Existe-t-il des alternatives?
Il existe aujourd’hui beaucoup de solutions pour dessiner des graphes — des solutions payantes comme yFiles et JointJS, jusqu’aux solutions open source Foblex Flow, baklavajs et jsPlumb. Pour la comparaison, nous retenons @antv/g6 et React Flow comme les outils les plus populaires. Chacun a ses particularités.
React Flow est une bonne bibliothèque orientée vers la construction d’interfaces node‑based. Elle offre de nombreuses fonctionnalités, mais à cause de l’utilisation de SVG et HTML, les performances restent assez modestes. Elle est adaptée lorsqu’on est certain que les graphes ne dépasseront pas 100–200 blocs.
De son côté, @antv/g6 dispose d’un grand nombre de fonctionnalités; elle supporte Canvas et notamment WebGL. Comparer directement @antv/g6 et @gravity‑ui/graph n’est probablement pas tout à fait juste: l’équipe est davantage orientée graphes et diagrammes, même si le node‑based UI est aussi supporté. antv/g6 est donc un bon choix si vous avez besoin non seulement d’un node‑based UI, mais aussi de dessiner des graphiques/diagrammes.
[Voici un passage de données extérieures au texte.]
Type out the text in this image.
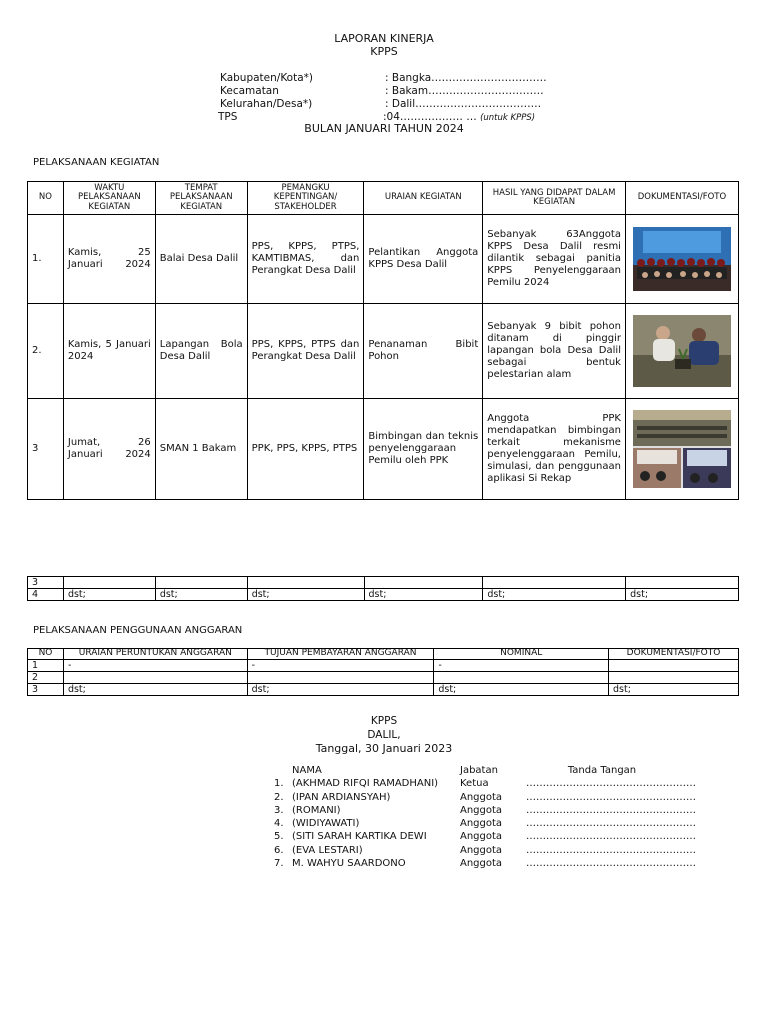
LAPORAN KINERJA
KPPS
Kabupaten/Kota*)	: Bangka……………………………
Kecamatan	: Bakam……………………………
Kelurahan/Desa*)	: Dalil………………………………
TPS	:04……………… … (untuk KPPS)
BULAN JANUARI TAHUN 2024
PELAKSANAAN KEGIATAN
NO	WAKTU PELAKSANAAN KEGIATAN	TEMPAT PELAKSANAAN KEGIATAN	PEMANGKU KEPENTINGAN/ STAKEHOLDER	URAIAN KEGIATAN	HASIL YANG DIDAPAT DALAM KEGIATAN	DOKUMENTASI/FOTO
1.	Kamis, 25 Januari 2024	Balai Desa Dalil	PPS, KPPS, PTPS, KAMTIBMAS, dan Perangkat Desa Dalil	Pelantikan Anggota KPPS Desa Dalil	Sebanyak 63Anggota KPPS Desa Dalil resmi dilantik sebagai panitia KPPS Penyelenggaraan Pemilu 2024	

2.	Kamis, 5 Januari 2024	Lapangan Bola Desa Dalil	PPS, KPPS, PTPS dan Perangkat Desa Dalil	Penanaman Bibit Pohon	Sebanyak 9 bibit pohon ditanam di pinggir lapangan bola Desa Dalil sebagai bentuk pelestarian alam	

3	Jumat, 26 Januari 2024	SMAN 1 Bakam	PPK, PPS, KPPS, PTPS	Bimbingan dan teknis penyelenggaraan Pemilu oleh PPK	Anggota PPK mendapatkan bimbingan terkait mekanisme penyelenggaraan Pemilu, simulasi, dan penggunaan aplikasi Si Rekap	
3						
4	dst;	dst;	dst;	dst;	dst;	dst;
PELAKSANAAN PENGGUNAAN ANGGARAN
NO	URAIAN PERUNTUKAN ANGGARAN	TUJUAN PEMBAYARAN ANGGARAN	NOMINAL	DOKUMENTASI/FOTO
1	-	-	-	
2				
3	dst;	dst;	dst;	dst;
KPPS
DALIL,
Tanggal, 30 Januari 2023
NAMA	Jabatan	Tanda Tangan
1. (AKHMAD RIFQI RAMADHANI)	Ketua	……………………………………………
2. (IPAN ARDIANSYAH)	Anggota	……………………………………………
3. (ROMANI)	Anggota	……………………………………………
4. (WIDIYAWATI)	Anggota	……………………………………………
5. (SITI SARAH KARTIKA DEWI	Anggota	……………………………………………
6. (EVA LESTARI)	Anggota	……………………………………………
7. M. WAHYU SAARDONO	Anggota	……………………………………………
Même si @antv/g6 sait faire canvas/webgl et html/svg, il faut gérer soi‑même les règles de bascule, et les faire correctement. En performance, elle est bien plus rapide que React Flow, mais elle soulève tout de même des questions. Bien que le support WebGL soit annoncé, leur stress test montre qu’à 60k nœuds, la bibliothèque n’assure pas une dynamique fluide — sur un MacBook M3, le rendu d’une image a pris 4 secondes. À titre de comparaison, notre stress test avec 111k nœuds et 109k connexions sur le même MacBook M3: le rendu de la scène du graphe entier prend ~60ms, soit ~15–20 FPS. Ce n’est pas énorme, mais grâce au Spatial Culling, on peut restreindre le viewport et ainsi améliorer la réactivité. Même si les mainteneurs avaient indiqué vouloir atteindre 30 FPS pour 100k nœuds, il semble qu’ils n’y soient pas encore parvenus.
Un autre point où @gravity‑ui/graph l’emporte: la taille du bundle.
|
Bundle size Minified |
Bundle size Minified + Gzipped |
|
|
@antv/g6 bundlephobia |
1.1 MB |
324.5 kB |
|
react flow bundlephobia |
181.2 kB |
56.4 kB |
|
@gravity-ui/graph bundlephobia |
2.2 kB |
672 B |
Bien que ces deux bibliothèques soient très solides en performance ou en facilité d’intégration, @gravity‑ui/graph présente plusieurs avantages: elle peut assurer des performances sur des graphes vraiment volumineux tout en préservant l’UI/UX côté utilisateur et en simplifiant le développement.
Plans pour l’avenir
La bibliothèque dispose déjà d’une marge de performance suffisante pour la plupart des cas. Dans un avenir proche, nous allons donc davantage nous concentrer sur le développement de l’écosystème autour de la bibliothèque: création de couches (plugins), intégrations pour d’autres bibliothèques et frameworks (Angular/Vue/Svelte, …etc), ajout du support des appareils tactiles, adaptation aux navigateurs mobiles et amélioration globale de l’UX/DX.
Essayez et rejoignez-nous
Dans le dépôt, vous trouverez une bibliothèque entièrement fonctionnelle:
- un cœur Canvas + R‑Tree (≈ 30k lignes de code),
- une intégration React,
- un Storybook avec des exemples.
Installer la bibliothèque se fait en une seule ligne:
npm install @gravity-ui/graph
Pendant longtemps, la bibliothèque qui s’appelle aujourd’hui @gravity‑ui/graph était un outil interne de Nirvana, et l’approche choisie a fait ses preuves. Nous souhaitons maintenant partager notre travail et aider les développeurs externes à dessiner leurs graphes plus simplement, plus vite et de manière plus performante.
Nous voulons standardiser les approches d’affichage de graphes complexes dans la communauté open source — trop d’équipes réinventent la roue ou souffrent avec des outils inadaptés.
C’est pourquoi votre feedback est très important: des projets différents apportent des cas limites différents, qui aident à faire évoluer la bibliothèque. Cela nous permettra de l’améliorer et d’accélérer la croissance de l’écosystème Gravity UI.